This is one of the most trying times in the academic year.
Job candidates are feverishly monitoring the Academic Jobs Wiki and reading one another’s Facebook status updates for clues. “Did she just check into the Madison Marriott? OMG!”
Successful job candidates, having received an invitation to campus, are trying not to panic as they memorize the names of deans, the titles of books written by department members, and courses offered.
Hiring committee members are attempting to schedule 3 finalists into 5 days of meetings, job talks, campus tours, and dinners at mediocre local restaurants.
The stakes are high. The blood pressures are high. Every now and again, a member of the department is high.
Everyone has a story about campus visits gone awry. The candidate passes out in the middle of the job talk. The senior faculty member says something grossly inappropriate at the reception. A candidate requests some time to take a swim at the campus pool; he gets that time, but he sees on his itinerary that he’ll be swimming with the department chair.
And then there are the epic tales. The ones that make the rounds at conferences, that make listeners cover their mouths and laugh in dismay.
These are the Campus Visit Horror Stories.
We love hearing and telling these stories. Perhaps it’s wrong of us, but we can’t help it.

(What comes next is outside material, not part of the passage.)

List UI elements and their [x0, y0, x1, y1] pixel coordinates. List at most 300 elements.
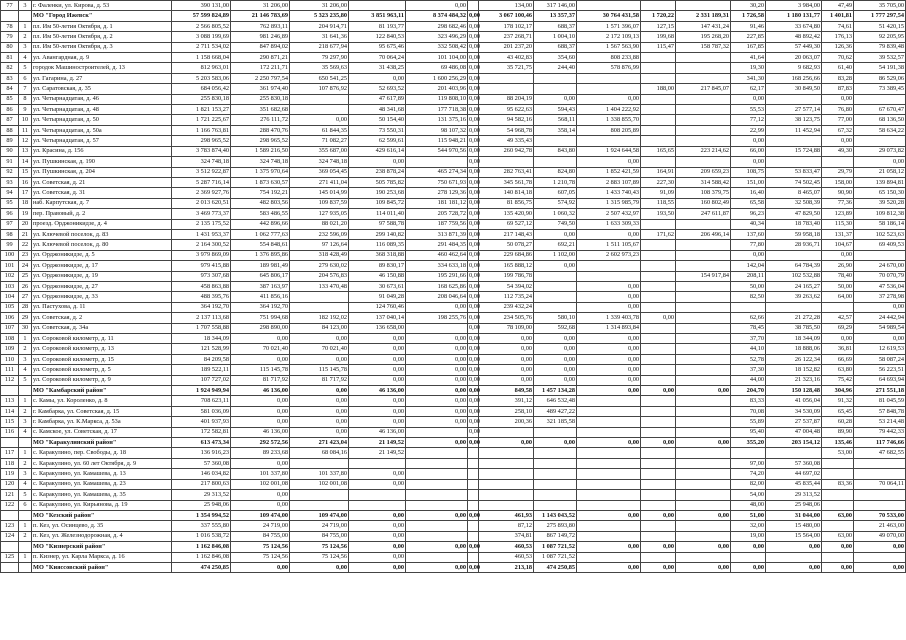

Partly it’s Schadenfreude. These are tales about the cream of the crop, the 1% who make it to campus and somehow blow their chances. This makes us feel better about our own failures. Or it allows us to smugly conclude that we would never have done such things.
And partly it’s because campus visits are the reality television of the academic profession. Over 1 ½ or 2 days in one claustrophobic classroom building, a group of strangers interact in situations designed to make everyone involved feel awkward, uncomfortable, and anxious. It’s a train wreck waiting to happen! We can’t look away! It’s too delicious.
But these stories also have a compelling narrative arc, as stories: an outsider arrives in a strange place, there is a spectacular event or revelation that changes the plot, and then the outsider returns home. They hit on all cylinders for good storytelling: short, packed with action and emotion, and easy to retell to others.
Campus Visit Horror Stories do not usually contain a moral lesson (except in cases of excessive drinking) but they do expose the ridiculousness of the academic job market, and its rituals. They allow us to talk and laugh about it. Because if you can’t laugh about it, you’ll just sink into despair and binge-watch “Arrow” on Netflix.
And so in celebration of the Campus Visit Horror Story and all that it brings to academics’ lives at this time of year, I offer three of them from my personal archive:
The job candidate is having a terrible visit. The job talk is flat and uninspired, the Q&A merciless. The students yawn through his teaching demonstration. The meetings with faculty are stilted and punctuated by long silences. After a painful dinner, the search chair drives him back to the hotel.
“I’m not getting this job, am I?” he asks the chair.
“I think it’s pretty safe to say you are not,” the chair replies.
After moping in his room for an hour or so, the candidate pulls on his coat and goes to the bar across the street. He has a few drinks, gets a little belligerent, and ends up in a fight with another patron.
In jail, the police take his mug shot and his fingerprints, and ask him if there is someone he can call.
The only phone number he has on him?
The search chair’s.
The Lesser of Two Evils
The first candidate comes to campus. The entire visit goes splendidly. The job talk is great, the teaching demonstration is dynamic, the dinner is convivial. Until the end, when the candidate picks up his plate. And licks it.
The second (and final) candidate comes to campus. The entire visit goes splendidly. The committee waits anxiously throughout dinner but the second candidate merely eats what’s on his plate, then gives it back to the server. The committee breathes many sighs of relief. The search chair drives the candidate back to the hotel. On the way, the candidate asks, “So what’s the department’s policy on dating undergraduates?”
So. Who did the department hire?
The job candidate visits a campus during one of the worst winters on record. He drives from his own house, as the college is only an hour away by car. As he and the department chair walk across the quad to the meeting with the dean, the candidate slips and falls, twisting his ankle. He limps to the meeting and sits through it, trying to ignore the pain.
“Are you going to be alright?” asks the chair.
“I don’t know,” says the candidate. “It really hurts.”
They make their way back slowly to the chair’s office, where the candidate sits down. The chair pulls out a drawer in his desk.
“Here,” says the chair, “take this.”
The candidate takes the aspirin the chair is offering to him. He doesn’t feel any better for a while and then in the middle of his job talk, he starts to feel terrible. He feels like he is talking very, very slowly.
Somehow he makes it through the dinner, and then gets in his car to drive back. The next morning, he wakes up in his apartment, but he doesn’t remember how he got there. His ankle is killing him, so he goes to university health services.
“Did you take any medications?” asks the nurse.
“I took an aspirin,” he says. “But it made me feel really woozy.”
The nurse asks him to describe the pill. When he does, she says, “That was no aspirin.”